Scientists at the Pacific Northwest National Laboratory and UCLA’s David Geffen School of Medicine have developed a proteome map of the mouse brain to go together with the recently completed Allen Brain Atlas:
The Allen Brain Atlas, a genome-wide map of the mouse brain on the Internet, has been hailed as “Google of the brain.” The atlas now has a companion or the brain’s working molecules, a sort of pop-up book of the proteins, or proteome map, that those genes express.
The protein map is “the first to apply quantitative proteomics to imaging,” said Richard D. Smith, Battelle Fellow at the Department of Energy’s Pacific Northwest National Laboratory, who led the mapping effort with Desmond Smith of UCLA’s David Geffen School of Medicine.
“Proteins are the lead actors, the most important part of the picture,” PNNL’s Smith said. “They are the molecules that do the work of the cells.”
Fine-tuning such proteome maps will enable comparisons of healthy brains with others whose protein portraits look different. Contrasts in location and abundance of proteins may display the earliest detectable stages of Alzheimer’s, Parkinson’s and other neurological diseases. They hope such diseases might be curbed if caught and treated early enough…

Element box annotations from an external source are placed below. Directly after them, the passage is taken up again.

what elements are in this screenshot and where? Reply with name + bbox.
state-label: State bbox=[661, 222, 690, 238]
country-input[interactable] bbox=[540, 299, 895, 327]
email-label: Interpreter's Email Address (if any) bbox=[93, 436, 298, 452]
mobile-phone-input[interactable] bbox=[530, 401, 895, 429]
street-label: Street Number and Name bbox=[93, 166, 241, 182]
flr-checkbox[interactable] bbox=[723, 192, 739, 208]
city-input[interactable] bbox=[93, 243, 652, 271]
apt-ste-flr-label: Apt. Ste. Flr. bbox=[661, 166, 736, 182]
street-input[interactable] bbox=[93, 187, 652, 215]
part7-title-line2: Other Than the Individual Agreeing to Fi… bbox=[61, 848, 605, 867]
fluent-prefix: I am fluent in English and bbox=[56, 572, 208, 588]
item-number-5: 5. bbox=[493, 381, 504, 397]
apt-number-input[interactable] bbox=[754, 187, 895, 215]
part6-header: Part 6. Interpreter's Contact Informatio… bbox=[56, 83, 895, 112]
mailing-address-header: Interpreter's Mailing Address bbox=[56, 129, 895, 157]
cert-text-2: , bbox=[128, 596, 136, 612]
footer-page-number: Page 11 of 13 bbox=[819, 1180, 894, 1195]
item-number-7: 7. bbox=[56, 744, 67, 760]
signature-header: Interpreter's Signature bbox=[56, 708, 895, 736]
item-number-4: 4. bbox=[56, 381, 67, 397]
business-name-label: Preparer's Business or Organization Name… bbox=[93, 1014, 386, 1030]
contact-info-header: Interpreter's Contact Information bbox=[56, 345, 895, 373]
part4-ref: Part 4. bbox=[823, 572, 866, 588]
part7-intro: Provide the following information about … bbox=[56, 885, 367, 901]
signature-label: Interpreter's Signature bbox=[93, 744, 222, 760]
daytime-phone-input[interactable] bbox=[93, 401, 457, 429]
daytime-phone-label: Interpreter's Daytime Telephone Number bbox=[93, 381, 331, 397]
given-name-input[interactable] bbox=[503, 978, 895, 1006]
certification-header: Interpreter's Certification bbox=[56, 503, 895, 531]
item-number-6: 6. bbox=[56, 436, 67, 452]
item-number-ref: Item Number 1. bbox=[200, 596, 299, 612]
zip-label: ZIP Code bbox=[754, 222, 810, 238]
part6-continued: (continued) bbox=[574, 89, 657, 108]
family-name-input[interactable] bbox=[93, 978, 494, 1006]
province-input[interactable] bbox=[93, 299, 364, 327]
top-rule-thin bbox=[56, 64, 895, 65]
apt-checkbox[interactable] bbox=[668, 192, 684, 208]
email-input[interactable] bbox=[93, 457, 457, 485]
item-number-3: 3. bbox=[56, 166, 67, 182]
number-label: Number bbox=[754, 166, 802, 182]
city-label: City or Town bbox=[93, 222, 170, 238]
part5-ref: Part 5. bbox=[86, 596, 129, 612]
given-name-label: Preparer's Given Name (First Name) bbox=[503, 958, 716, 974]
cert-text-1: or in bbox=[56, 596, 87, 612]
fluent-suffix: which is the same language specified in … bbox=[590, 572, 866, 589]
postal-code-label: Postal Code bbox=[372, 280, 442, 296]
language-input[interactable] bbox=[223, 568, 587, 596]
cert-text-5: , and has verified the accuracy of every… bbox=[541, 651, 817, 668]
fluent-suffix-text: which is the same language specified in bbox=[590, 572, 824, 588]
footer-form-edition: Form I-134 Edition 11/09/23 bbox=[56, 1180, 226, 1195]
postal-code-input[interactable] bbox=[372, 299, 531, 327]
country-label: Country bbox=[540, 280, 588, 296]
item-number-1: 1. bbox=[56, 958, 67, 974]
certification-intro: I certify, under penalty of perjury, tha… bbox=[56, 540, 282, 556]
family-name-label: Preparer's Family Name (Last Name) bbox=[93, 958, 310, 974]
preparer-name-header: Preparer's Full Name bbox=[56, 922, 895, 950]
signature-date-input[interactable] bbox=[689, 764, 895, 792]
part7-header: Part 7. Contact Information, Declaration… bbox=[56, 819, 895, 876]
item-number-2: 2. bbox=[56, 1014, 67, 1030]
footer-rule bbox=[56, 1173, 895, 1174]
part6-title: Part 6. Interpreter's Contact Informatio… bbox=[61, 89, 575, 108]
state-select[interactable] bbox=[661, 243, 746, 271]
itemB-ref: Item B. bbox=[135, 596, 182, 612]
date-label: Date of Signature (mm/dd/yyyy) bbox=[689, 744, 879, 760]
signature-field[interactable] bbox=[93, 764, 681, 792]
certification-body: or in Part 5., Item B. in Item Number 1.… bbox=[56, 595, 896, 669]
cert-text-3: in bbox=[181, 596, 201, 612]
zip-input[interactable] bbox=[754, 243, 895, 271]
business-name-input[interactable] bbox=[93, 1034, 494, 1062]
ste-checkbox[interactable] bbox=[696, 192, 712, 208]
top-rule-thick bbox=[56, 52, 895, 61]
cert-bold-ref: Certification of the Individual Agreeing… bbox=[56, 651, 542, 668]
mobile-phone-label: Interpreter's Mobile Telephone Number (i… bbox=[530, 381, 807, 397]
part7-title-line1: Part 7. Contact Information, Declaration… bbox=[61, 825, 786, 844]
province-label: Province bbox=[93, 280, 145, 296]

To produce the map, the team characterized center-brain slices as several dozen 1 millimeter cubes, or “voxels,” to “show us where proteins appear in the brain and where they vary in abundance,” PNNL’s Smith said. “We labeled all the proteins so we would have reference points so we know we’re looking at the same protein between different parts of the brain and from one mouse to another.”
Until now, proteomics, which enlists a specially modified instrument called a mass spectrometer for the task of identifying proteins and tallying them, has been akin to flying blind over a lake of proteins. The abundance and protein type could be discerned from a given sample, but “knowing their location and how the abundances change in different cases is important for understanding what they do,” PNNL’s Smith said.